Das TNSchG 2005 trifft Regelungen betreffend den Kreis der in Betracht kommenden Verfahrensparteien. Neben dem Projektwerber sieht das TNSchG 2005 in Bewilligungsverfahren lediglich für den Landesumweltanwalt (§ 36 Abs 8) und für die berührten Gemeinden (§ 43 Abs 4) eine – teilweise eingeschränkte – Parteistellung vor. Weitere Parteistellungen, etwa für österreichweit tätige, anerkannte Umweltorganisationen im Sinn des § 19 Abs 6 und 7 UVP-G, wie sie die Beschwerdeführer unbestrittenermaßen darstellen, sind im TNSchG 2005 nicht vorgesehen.
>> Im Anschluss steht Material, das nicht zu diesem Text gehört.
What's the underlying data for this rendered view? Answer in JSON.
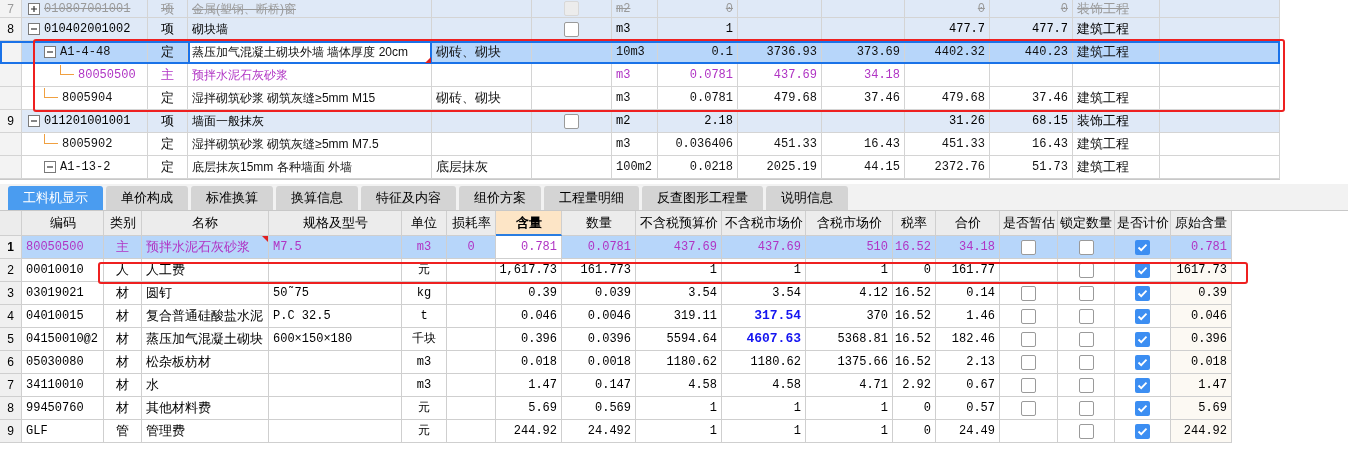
{
  "top_table": {
    "rows": [
      {
        "num": "7",
        "code": "010807001001",
        "type": "项",
        "name": "金属(塑钢、断桥)窗",
        "spec": "",
        "checked": false,
        "unit": "m2",
        "quantity": "0",
        "col_8": "",
        "col_9": "",
        "col_10": "0",
        "col_11": "0",
        "specialty": "装饰工程",
        "kind": "item",
        "selected": false,
        "disabled": true,
        "flagged": false,
        "expanded": false
      },
      {
        "num": "8",
        "code": "010402001002",
        "type": "项",
        "name": "砌块墙",
        "spec": "",
        "checked": false,
        "unit": "m3",
        "quantity": "1",
        "col_8": "",
        "col_9": "",
        "col_10": "477.7",
        "col_11": "477.7",
        "specialty": "建筑工程",
        "kind": "item",
        "selected": false,
        "disabled": false,
        "flagged": false,
        "expanded": true,
        "children": [
          {
            "code": "A1-4-48",
            "type": "定",
            "name": "蒸压加气混凝土砌块外墙 墙体厚度 20cm",
            "spec": "砌砖、砌块",
            "unit": "10m3",
            "quantity": "0.1",
            "col_8": "3736.93",
            "col_9": "373.69",
            "col_10": "4402.32",
            "col_11": "440.23",
            "specialty": "建筑工程",
            "kind": "quota",
            "selected": true,
            "disabled": false,
            "flagged": true,
            "expanded": true,
            "children": [
              {
                "code": "80050500",
                "type": "主",
                "name": "预拌水泥石灰砂浆",
                "unit": "m3",
                "quantity": "0.0781",
                "col_8": "437.69",
                "col_9": "34.18",
                "kind": "main",
                "selected": false,
                "disabled": false,
                "flagged": false
              }
            ]
          },
          {
            "code": "8005904",
            "type": "定",
            "name": "湿拌砌筑砂浆 砌筑灰缝≥5mm M15",
            "spec": "砌砖、砌块",
            "unit": "m3",
            "quantity": "0.0781",
            "col_8": "479.68",
            "col_9": "37.46",
            "col_10": "479.68",
            "col_11": "37.46",
            "specialty": "建筑工程",
            "kind": "quota",
            "selected": false,
            "disabled": false,
            "flagged": false
          }
        ]
      },
      {
        "num": "9",
        "code": "011201001001",
        "type": "项",
        "name": "墙面一般抹灰",
        "spec": "",
        "checked": false,
        "unit": "m2",
        "quantity": "2.18",
        "col_8": "",
        "col_9": "",
        "col_10": "31.26",
        "col_11": "68.15",
        "specialty": "装饰工程",
        "kind": "item",
        "selected": false,
        "disabled": false,
        "flagged": false,
        "expanded": true,
        "children": [
          {
            "code": "8005902",
            "type": "定",
            "name": "湿拌砌筑砂浆 砌筑灰缝≥5mm M7.5",
            "unit": "m3",
            "quantity": "0.036406",
            "col_8": "451.33",
            "col_9": "16.43",
            "col_10": "451.33",
            "col_11": "16.43",
            "specialty": "建筑工程",
            "kind": "quota",
            "selected": false,
            "disabled": false,
            "flagged": false
          },
          {
            "code": "A1-13-2",
            "type": "定",
            "name": "底层抹灰15mm 各种墙面 外墙",
            "spec": "底层抹灰",
            "unit": "100m2",
            "quantity": "0.0218",
            "col_8": "2025.19",
            "col_9": "44.15",
            "col_10": "2372.76",
            "col_11": "51.73",
            "specialty": "建筑工程",
            "kind": "quota",
            "selected": false,
            "disabled": false,
            "flagged": false,
            "expanded": true
          }
        ]
      }
    ]
  },
  "tabs": [
    {
      "label": "工料机显示",
      "selected": true
    },
    {
      "label": "单价构成",
      "selected": false
    },
    {
      "label": "标准换算",
      "selected": false
    },
    {
      "label": "换算信息",
      "selected": false
    },
    {
      "label": "特征及内容",
      "selected": false
    },
    {
      "label": "组价方案",
      "selected": false
    },
    {
      "label": "工程量明细",
      "selected": false
    },
    {
      "label": "反查图形工程量",
      "selected": false
    },
    {
      "label": "说明信息",
      "selected": false
    }
  ],
  "detail_table": {
    "columns": [
      {
        "label": "编码",
        "selected": false
      },
      {
        "label": "类别",
        "selected": false
      },
      {
        "label": "名称",
        "selected": false
      },
      {
        "label": "规格及型号",
        "selected": false
      },
      {
        "label": "单位",
        "selected": false
      },
      {
        "label": "损耗率",
        "selected": false
      },
      {
        "label": "含量",
        "selected": true
      },
      {
        "label": "数量",
        "selected": false
      },
      {
        "label": "不含税预算价",
        "selected": false
      },
      {
        "label": "不含税市场价",
        "selected": false
      },
      {
        "label": "含税市场价",
        "selected": false
      },
      {
        "label": "税率",
        "selected": false
      },
      {
        "label": "合价",
        "selected": false
      },
      {
        "label": "是否暂估",
        "selected": false
      },
      {
        "label": "锁定数量",
        "selected": false
      },
      {
        "label": "是否计价",
        "selected": false
      },
      {
        "label": "原始含量",
        "selected": false
      }
    ],
    "rows": [
      {
        "num": "1",
        "selected": true,
        "kind": "main",
        "flagged": true,
        "code": "80050500",
        "type": "主",
        "name": "预拌水泥石灰砂浆",
        "spec": "M7.5",
        "unit": "m3",
        "loss": "0",
        "content": "0.781",
        "quantity": "0.0781",
        "budget_price": "437.69",
        "market_price": "437.69",
        "market_changed": false,
        "tax_price": "510",
        "tax_rate": "16.52",
        "total": "34.18",
        "estimated": false,
        "locked": false,
        "priced": true,
        "original": "0.781"
      },
      {
        "num": "2",
        "selected": false,
        "kind": "normal",
        "flagged": false,
        "code": "00010010",
        "type": "人",
        "name": "人工费",
        "spec": "",
        "unit": "元",
        "loss": "",
        "content": "1,617.73",
        "quantity": "161.773",
        "budget_price": "1",
        "market_price": "1",
        "market_changed": false,
        "tax_price": "1",
        "tax_rate": "0",
        "total": "161.77",
        "locked": false,
        "priced": true,
        "original": "1617.73"
      },
      {
        "num": "3",
        "selected": false,
        "kind": "normal",
        "flagged": false,
        "code": "03019021",
        "type": "材",
        "name": "圆钉",
        "spec": "50˜75",
        "unit": "kg",
        "loss": "",
        "content": "0.39",
        "quantity": "0.039",
        "budget_price": "3.54",
        "market_price": "3.54",
        "market_changed": false,
        "tax_price": "4.12",
        "tax_rate": "16.52",
        "total": "0.14",
        "estimated": false,
        "locked": false,
        "priced": true,
        "original": "0.39"
      },
      {
        "num": "4",
        "selected": false,
        "kind": "normal",
        "flagged": false,
        "code": "04010015",
        "type": "材",
        "name": "复合普通硅酸盐水泥",
        "spec": "P.C 32.5",
        "unit": "t",
        "loss": "",
        "content": "0.046",
        "quantity": "0.0046",
        "budget_price": "319.11",
        "market_price": "317.54",
        "market_changed": true,
        "tax_price": "370",
        "tax_rate": "16.52",
        "total": "1.46",
        "estimated": false,
        "locked": false,
        "priced": true,
        "original": "0.046"
      },
      {
        "num": "5",
        "selected": false,
        "kind": "normal",
        "flagged": false,
        "code": "04150010@2",
        "type": "材",
        "name": "蒸压加气混凝土砌块",
        "spec": "600×150×180",
        "unit": "千块",
        "loss": "",
        "content": "0.396",
        "quantity": "0.0396",
        "budget_price": "5594.64",
        "market_price": "4607.63",
        "market_changed": true,
        "tax_price": "5368.81",
        "tax_rate": "16.52",
        "total": "182.46",
        "estimated": false,
        "locked": false,
        "priced": true,
        "original": "0.396"
      },
      {
        "num": "6",
        "selected": false,
        "kind": "normal",
        "flagged": false,
        "code": "05030080",
        "type": "材",
        "name": "松杂板枋材",
        "spec": "",
        "unit": "m3",
        "loss": "",
        "content": "0.018",
        "quantity": "0.0018",
        "budget_price": "1180.62",
        "market_price": "1180.62",
        "market_changed": false,
        "tax_price": "1375.66",
        "tax_rate": "16.52",
        "total": "2.13",
        "estimated": false,
        "locked": false,
        "priced": true,
        "original": "0.018"
      },
      {
        "num": "7",
        "selected": false,
        "kind": "normal",
        "flagged": false,
        "code": "34110010",
        "type": "材",
        "name": "水",
        "spec": "",
        "unit": "m3",
        "loss": "",
        "content": "1.47",
        "quantity": "0.147",
        "budget_price": "4.58",
        "market_price": "4.58",
        "market_changed": false,
        "tax_price": "4.71",
        "tax_rate": "2.92",
        "total": "0.67",
        "estimated": false,
        "locked": false,
        "priced": true,
        "original": "1.47"
      },
      {
        "num": "8",
        "selected": false,
        "kind": "normal",
        "flagged": false,
        "code": "99450760",
        "type": "材",
        "name": "其他材料费",
        "spec": "",
        "unit": "元",
        "loss": "",
        "content": "5.69",
        "quantity": "0.569",
        "budget_price": "1",
        "market_price": "1",
        "market_changed": false,
        "tax_price": "1",
        "tax_rate": "0",
        "total": "0.57",
        "estimated": false,
        "locked": false,
        "priced": true,
        "original": "5.69"
      },
      {
        "num": "9",
        "selected": false,
        "kind": "normal",
        "flagged": false,
        "code": "GLF",
        "type": "管",
        "name": "管理费",
        "spec": "",
        "unit": "元",
        "loss": "",
        "content": "244.92",
        "quantity": "24.492",
        "budget_price": "1",
        "market_price": "1",
        "market_changed": false,
        "tax_price": "1",
        "tax_rate": "0",
        "total": "24.49",
        "locked": false,
        "priced": true,
        "original": "244.92"
      }
    ]
  }
}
Insofern war im vorliegenden Fall zu prüfen, ob sich – wie von den Beschwerdeführer behauptet – aus der Aarhus Konvention in Verbindung mit dem Unionsrecht eine Parteistellung der Beschwerdeführer in dem der gegenständlichen Beschwerde zugrundeliegenden Verwaltungsverfahren betreffend das Wasserkraftwerk Haslach am Kalserbach ergibt.
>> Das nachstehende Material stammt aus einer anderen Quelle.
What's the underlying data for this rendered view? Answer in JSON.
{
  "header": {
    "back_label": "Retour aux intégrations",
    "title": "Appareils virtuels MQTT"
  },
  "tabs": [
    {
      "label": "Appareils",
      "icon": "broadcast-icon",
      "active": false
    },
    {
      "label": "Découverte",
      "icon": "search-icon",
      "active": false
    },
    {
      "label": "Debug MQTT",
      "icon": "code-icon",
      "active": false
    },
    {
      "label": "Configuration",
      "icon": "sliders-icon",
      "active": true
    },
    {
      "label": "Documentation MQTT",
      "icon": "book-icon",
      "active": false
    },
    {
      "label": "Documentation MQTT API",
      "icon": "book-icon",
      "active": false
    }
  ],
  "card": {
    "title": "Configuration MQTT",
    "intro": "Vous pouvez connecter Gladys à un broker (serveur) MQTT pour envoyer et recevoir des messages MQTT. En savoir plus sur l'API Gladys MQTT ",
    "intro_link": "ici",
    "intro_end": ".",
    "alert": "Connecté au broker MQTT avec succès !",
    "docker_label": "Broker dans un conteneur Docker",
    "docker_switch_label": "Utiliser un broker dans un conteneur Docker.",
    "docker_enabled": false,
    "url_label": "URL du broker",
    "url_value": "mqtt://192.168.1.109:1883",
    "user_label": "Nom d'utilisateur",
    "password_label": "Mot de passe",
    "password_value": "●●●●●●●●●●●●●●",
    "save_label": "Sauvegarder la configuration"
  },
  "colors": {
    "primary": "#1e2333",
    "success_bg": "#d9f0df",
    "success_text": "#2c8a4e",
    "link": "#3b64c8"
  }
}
Dies ist aufgrund der folgenden Erwägungen zu bejahen:
Mit seinem Urteil in der Rechtssache C-664/15 vom 20.12.2017 stellte der EuGH klar, dass es unionsrechtswidrig ist, wenn anerkannte Umweltorganisationen in Wasserrechtsverfahren, in denen ein möglicherweise gegen die Verpflichtung des Art 4 der Europäischen Wasserrahmenrichtlinie (Verschlechterungsverbot) verstoßendes Vorhaben gebilligt wird, keinen Zugang zu Gerichten haben. Nationales Verfahrensrecht, das Umweltorganisationen nicht das Recht zuerkennt, sich an einem derartigen Bewilligungsverfahren als Partei zu beteiligen, und das Umweltorganisationen in Folge von Präklusion iSd § 42 AVG die Parteistellung nimmt, ist demnach nicht mit der Aarhus-Konvention, der EU-Grundrechtecharta und der Wasserrahmenrichtlinie vereinbar.
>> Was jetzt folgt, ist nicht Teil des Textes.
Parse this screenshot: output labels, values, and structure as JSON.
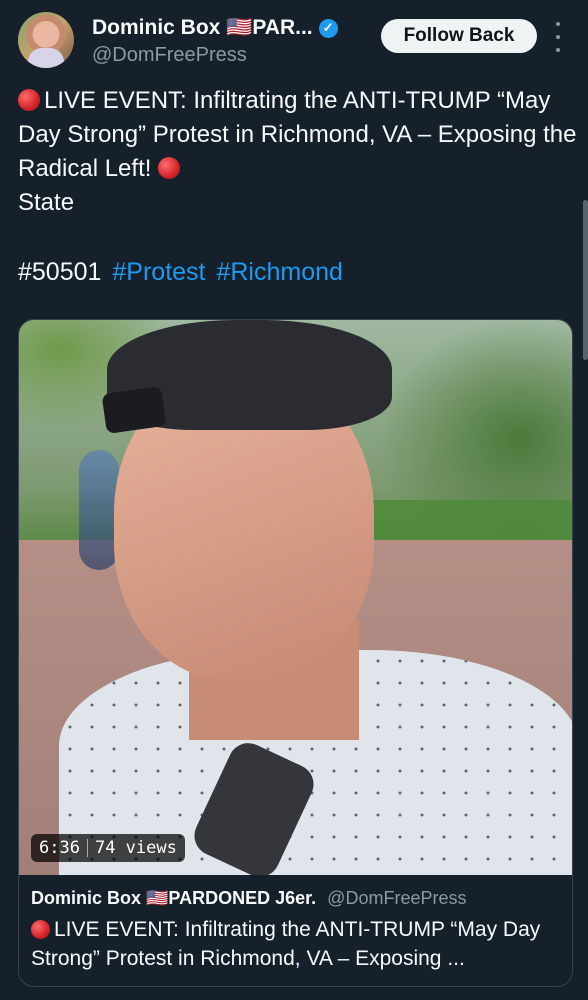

Gleiches gilt nun aber auch im Zusammenhang mit einem naturschutzrechtlichen Bewilligungsverfahren wie dem gegenständlichen. Dass nämlich auch im vorliegenden Fall ein Anwendungsfall des Unionsrechtes vorliegt, wurde von der belangten Behörde im angefochtenen Bescheid dargelegt und wurden diese Ausführungen auch nicht bestritten. Die belangte Behörde erachtet im vorliegenden Fall die Durchführung eines Verträglichkeitsprüfungsverfahrens gemäß § 14 Abs. 4 TNSchG 2005 für erforderlich, wobei durch diese Bestimmung Art 6 Abs 3 der Fauna-Flora-Habitat-Richtlinie umgesetzt werde. Von der Behörde sei daher eine Entscheidung im Rahmen dieser Richtlinienbestimmung zu treffen und handle es sich insofern entsprechend dem EuGH-Urteil vom 18.11.2016, C 243/15, um eine Entscheidung, die in den Anwendungsbereich des Übereinkommens von Aarhus fällt.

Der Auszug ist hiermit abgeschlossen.